The Northeast soccer team has played a lot of Futsal, an indoor version of soccer played on a hard surface.
Without the ability to do any live hitting outdoors, the Pius X girls tennis team has a portable net set up in the gym, and they also hit against walls.
Obviously, baseball teams are unable to take infield and outfield, and gym space has been limited because of state basketball.
At North Star, the long-distance runners are able to run in the streets outside, but the sprinters, jumpers and throwers are forced inside, where hurdles are set up in the gym or hallway and shot putters are throwing against mats set up against the wall. Jumpers work on their runway approaches.
"They haven’t even touched the discus," Musiel said. "There’s nowhere to throw it."
Schools also have to be strategic in how they use gym space. After all, the track, tennis, golf and boys and girls soccer teams are all trying to share space after or before school. And it can be very challenging at schools like North Star and Southwest where each has about 200 kids out for track.

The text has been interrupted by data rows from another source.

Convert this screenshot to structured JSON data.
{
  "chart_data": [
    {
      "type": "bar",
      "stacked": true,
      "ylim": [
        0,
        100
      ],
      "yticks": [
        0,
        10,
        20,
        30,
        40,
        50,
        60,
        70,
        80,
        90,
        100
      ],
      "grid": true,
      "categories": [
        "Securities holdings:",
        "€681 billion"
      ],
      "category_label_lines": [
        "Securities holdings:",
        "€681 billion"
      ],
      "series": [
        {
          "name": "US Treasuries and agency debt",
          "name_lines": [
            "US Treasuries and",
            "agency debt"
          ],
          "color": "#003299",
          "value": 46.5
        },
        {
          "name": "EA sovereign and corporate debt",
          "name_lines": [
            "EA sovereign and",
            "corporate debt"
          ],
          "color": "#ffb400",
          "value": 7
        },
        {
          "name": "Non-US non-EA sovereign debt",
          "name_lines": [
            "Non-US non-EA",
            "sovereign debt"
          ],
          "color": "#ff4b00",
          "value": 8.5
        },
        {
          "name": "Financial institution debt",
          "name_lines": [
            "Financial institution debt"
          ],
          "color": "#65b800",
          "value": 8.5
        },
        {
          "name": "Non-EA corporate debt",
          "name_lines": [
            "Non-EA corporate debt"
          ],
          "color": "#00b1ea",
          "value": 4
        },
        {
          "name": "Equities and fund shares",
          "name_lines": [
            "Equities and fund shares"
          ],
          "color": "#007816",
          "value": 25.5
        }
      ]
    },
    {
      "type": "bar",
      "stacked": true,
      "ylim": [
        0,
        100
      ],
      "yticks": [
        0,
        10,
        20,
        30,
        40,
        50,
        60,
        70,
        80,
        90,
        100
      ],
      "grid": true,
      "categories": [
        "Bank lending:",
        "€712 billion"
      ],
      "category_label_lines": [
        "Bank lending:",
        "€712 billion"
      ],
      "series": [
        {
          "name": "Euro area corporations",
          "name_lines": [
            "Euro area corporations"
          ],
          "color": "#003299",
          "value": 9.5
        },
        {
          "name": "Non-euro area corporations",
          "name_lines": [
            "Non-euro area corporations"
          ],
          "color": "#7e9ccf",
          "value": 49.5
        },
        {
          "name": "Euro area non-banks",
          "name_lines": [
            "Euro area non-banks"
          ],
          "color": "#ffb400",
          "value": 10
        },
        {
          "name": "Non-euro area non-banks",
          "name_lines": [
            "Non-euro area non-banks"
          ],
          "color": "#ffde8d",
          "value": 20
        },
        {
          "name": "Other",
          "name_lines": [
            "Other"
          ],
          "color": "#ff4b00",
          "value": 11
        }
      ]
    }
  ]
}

"We do have to get creative where we have varsity doing a film session from 5-6 while the reserve and JV are using the gym time and then we’ll swap, so that way we’re not using the same space at once," said Northeast boys soccer coach Chris Simley, who added that sometimes practices don't start until 8:30 at night. "That makes its tough because each team is getting only an hour of court time."
While logistics have been a challenge, so too has been the mental side of it. Coaches have had to put an emphasis on keeping athletes positive while they wait to break cabin fever.
"Obviously, there’s all different levels of emotions, but for the most part I think the kids are resilient," Danson said. "They understand what’s going on. It’s like golf. When things are not going the way you want to, how are you going to react? We talk about the mental aspect of the game quite a bit."
Southeast baseball coach Montana Jones said his staff has incorporated some fun events -- a swimming pool session, going bowling, going to a movie -- to keep the players in good spirits. Practices have also been kept to 60-75 minutes, Jones added.
"The main thing is trying to keep the kids having fun and keeping their focus and wanting to come back every day," said Jones, who has been able to find a little off-site time at the Lancaster Event Center and a couple other indoor facilities.
"One of the things is just them getting burned out," Jones added. "Kids really don’t like to practice, they want to play in the games. The games are the rewarding factors."
Safe to say, some spring sport seasons will be put on hold. That's leading to some early dialogue about schedule changes. Danson said he's hoping some golf tournaments scheduled for the first two week get rescheduled, and Jones said a priority will be making sure city baseball matchups and the Heartland Athletic Conference Tournament get made up as much as possible.
Though the upcoming weather forecast isn't all sunshine -- temperatures are creeping up but it's expected to be wet and still very cool this upcoming week -- coaches can agree: Eventually, at long last, the weather will turn for the better.
"We’re all in the same boat," Jones said. "We just got to find a way to get to the end of the tunnel and hopefully April brings us better weather."
Said Simley, "For us, it’s been a challenge and we’ve made due. I feel like we're liking getting concepts. I feel like we’re still productive. The good thing is everyone is dealing with this, too."